人を神に祀るというのは珍しいことではない。八幡神は応神天皇だし、天神といえば菅原道真、東照大権現は徳川家康、近くは靖国神社だってそうだろう。
明治時代には別格官幣社として、こうした「人を神に祀る」系統の神社が先祖返りで多くつくられたし、内国勧業博覧会の記念としてつくられた平安神宮のようなものもある。
実はこの手の神社というのは、なんというか、神社っぽさがないというか、神が降臨する雰囲気がよく感じられない場合もあるのだが、山口県萩市の松陰神社などは、例外的で興味深い神社かもしれない。

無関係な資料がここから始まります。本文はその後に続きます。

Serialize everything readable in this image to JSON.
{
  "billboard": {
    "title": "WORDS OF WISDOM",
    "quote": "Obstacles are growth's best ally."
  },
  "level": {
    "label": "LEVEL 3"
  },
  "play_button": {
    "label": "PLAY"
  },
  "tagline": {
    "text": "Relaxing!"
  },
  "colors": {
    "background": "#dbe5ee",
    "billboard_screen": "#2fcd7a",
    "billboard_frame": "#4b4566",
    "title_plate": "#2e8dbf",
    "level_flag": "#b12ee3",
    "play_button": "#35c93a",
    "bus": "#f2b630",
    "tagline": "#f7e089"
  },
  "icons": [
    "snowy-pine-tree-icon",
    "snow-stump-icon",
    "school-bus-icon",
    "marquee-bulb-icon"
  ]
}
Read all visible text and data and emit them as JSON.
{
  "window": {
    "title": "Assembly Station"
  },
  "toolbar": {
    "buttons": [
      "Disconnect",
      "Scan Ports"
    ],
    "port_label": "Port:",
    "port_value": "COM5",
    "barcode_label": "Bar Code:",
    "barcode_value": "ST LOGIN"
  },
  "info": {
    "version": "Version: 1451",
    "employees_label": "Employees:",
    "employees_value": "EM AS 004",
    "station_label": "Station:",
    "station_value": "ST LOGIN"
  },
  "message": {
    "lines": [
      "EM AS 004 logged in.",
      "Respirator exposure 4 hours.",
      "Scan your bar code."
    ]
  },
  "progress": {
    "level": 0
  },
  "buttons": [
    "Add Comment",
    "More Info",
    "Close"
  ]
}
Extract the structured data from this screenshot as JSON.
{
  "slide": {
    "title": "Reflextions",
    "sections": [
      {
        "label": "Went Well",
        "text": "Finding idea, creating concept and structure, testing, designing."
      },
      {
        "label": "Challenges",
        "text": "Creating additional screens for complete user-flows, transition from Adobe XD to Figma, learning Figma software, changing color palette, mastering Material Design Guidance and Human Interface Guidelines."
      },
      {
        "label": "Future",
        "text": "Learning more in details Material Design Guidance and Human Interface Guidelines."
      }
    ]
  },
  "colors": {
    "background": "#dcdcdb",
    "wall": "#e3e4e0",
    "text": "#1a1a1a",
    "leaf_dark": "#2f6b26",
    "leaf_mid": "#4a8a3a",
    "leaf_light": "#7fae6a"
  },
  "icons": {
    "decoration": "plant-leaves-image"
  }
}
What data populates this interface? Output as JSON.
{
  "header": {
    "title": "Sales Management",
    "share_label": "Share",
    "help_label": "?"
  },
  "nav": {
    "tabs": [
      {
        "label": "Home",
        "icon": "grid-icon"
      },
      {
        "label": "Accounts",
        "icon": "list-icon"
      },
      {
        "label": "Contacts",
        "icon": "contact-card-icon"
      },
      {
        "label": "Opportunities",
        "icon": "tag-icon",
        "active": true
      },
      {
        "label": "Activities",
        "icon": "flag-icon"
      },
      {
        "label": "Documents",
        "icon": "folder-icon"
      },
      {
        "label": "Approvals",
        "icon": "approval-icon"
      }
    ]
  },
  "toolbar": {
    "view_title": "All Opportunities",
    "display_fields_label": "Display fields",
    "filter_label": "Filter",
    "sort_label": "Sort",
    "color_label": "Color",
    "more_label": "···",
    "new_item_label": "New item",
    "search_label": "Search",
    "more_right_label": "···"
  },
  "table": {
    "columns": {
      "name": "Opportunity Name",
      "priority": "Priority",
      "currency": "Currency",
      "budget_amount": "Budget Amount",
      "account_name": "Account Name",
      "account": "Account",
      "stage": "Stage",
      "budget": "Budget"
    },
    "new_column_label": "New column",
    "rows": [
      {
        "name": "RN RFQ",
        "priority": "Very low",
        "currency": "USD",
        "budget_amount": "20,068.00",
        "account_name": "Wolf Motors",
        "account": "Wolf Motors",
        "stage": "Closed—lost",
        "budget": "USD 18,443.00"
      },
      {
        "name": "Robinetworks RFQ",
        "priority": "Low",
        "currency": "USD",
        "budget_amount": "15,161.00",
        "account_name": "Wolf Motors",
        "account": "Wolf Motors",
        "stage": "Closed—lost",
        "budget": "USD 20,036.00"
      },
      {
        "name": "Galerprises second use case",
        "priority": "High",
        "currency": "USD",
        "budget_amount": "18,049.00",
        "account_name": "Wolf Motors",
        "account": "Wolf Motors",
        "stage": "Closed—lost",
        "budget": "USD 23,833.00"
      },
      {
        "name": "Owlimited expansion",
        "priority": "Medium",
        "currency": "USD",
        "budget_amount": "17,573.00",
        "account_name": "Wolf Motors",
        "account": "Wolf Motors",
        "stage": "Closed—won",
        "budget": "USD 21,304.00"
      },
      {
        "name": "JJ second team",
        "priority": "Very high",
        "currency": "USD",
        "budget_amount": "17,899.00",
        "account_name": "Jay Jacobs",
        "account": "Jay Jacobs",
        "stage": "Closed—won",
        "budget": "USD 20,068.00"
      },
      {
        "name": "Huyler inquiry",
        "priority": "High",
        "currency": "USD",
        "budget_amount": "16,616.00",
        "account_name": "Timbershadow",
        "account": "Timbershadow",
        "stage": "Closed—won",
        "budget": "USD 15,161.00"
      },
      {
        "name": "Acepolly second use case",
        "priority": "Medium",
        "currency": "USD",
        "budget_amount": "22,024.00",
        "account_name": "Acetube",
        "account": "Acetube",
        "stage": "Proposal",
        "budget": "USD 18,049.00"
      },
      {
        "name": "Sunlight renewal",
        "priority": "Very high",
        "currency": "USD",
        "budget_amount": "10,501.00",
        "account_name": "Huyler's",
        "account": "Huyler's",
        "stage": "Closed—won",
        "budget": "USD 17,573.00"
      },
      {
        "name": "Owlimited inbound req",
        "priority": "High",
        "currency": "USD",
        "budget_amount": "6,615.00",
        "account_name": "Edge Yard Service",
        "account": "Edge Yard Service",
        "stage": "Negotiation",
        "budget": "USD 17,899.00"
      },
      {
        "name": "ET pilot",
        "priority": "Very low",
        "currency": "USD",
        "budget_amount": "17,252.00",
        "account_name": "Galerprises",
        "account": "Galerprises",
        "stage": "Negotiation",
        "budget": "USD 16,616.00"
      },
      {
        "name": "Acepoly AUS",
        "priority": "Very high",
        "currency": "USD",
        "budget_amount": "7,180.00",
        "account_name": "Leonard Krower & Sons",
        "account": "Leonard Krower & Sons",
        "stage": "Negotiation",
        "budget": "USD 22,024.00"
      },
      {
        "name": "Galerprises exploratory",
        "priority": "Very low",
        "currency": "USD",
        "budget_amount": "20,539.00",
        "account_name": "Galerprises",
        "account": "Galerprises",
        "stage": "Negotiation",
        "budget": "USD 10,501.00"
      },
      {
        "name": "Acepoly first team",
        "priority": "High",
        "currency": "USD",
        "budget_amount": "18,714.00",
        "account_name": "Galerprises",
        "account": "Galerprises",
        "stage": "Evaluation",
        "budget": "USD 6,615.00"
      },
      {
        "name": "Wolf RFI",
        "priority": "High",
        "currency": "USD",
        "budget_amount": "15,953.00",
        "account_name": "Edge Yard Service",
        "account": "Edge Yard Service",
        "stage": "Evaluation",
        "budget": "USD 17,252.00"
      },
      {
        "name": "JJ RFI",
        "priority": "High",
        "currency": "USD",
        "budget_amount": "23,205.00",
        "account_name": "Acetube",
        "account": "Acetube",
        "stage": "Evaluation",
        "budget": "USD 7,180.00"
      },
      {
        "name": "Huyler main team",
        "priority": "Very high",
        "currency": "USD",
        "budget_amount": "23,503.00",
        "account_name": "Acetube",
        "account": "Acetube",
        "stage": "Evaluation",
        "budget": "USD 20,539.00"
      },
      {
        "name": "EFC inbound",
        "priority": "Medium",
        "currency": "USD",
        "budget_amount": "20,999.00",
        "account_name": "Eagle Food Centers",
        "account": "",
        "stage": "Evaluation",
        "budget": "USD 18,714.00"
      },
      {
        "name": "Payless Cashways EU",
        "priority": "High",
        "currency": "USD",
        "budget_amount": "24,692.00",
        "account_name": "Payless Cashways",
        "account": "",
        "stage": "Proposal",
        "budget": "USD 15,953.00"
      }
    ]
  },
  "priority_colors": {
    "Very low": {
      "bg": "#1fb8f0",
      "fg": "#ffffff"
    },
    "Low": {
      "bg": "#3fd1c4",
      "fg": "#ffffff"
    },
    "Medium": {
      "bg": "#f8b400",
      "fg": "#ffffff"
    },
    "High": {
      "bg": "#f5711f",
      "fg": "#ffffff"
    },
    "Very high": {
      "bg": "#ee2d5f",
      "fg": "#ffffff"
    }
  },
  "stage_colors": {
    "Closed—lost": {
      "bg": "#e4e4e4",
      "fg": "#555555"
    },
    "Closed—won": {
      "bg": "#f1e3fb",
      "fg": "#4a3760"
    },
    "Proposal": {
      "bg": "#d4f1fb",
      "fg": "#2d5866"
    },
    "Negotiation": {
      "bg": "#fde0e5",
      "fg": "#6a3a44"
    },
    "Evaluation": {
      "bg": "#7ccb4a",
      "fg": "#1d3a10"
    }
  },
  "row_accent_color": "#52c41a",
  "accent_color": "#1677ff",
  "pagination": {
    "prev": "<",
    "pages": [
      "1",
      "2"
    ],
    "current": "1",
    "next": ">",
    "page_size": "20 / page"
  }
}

もうNHKなぞどこの国の放送局だかわからなくなって以来私は見てはいないが、ひょっとしたら今年は大河ドラマの「花燃ゆ」などでも松陰神社が有名になっていることだろう。
山陰地方を車で旅行しているときに、私もこの松陰神社はぜひ参拝したいと思っていたが、途中でかなり寄り道したので、日没までに到着するのは客観的に見て難しい感じになってしまった。
ところが、実際にはぎりぎり日が沈むまでに参拝でき、境内にある「松下村塾」なども、逆に他の観光客がいない分だけしっかり拝観できたので、なかなか思い出深い神社だ。
この神社の拝殿では、他の神社に参拝するときにはちょっと感じられない「ねぎらい」の雰囲気を強く感じたので、実は吉田松陰という人は、世の中で言われている以上に人格者で、かなり門弟から慕われていたのではないかと思う。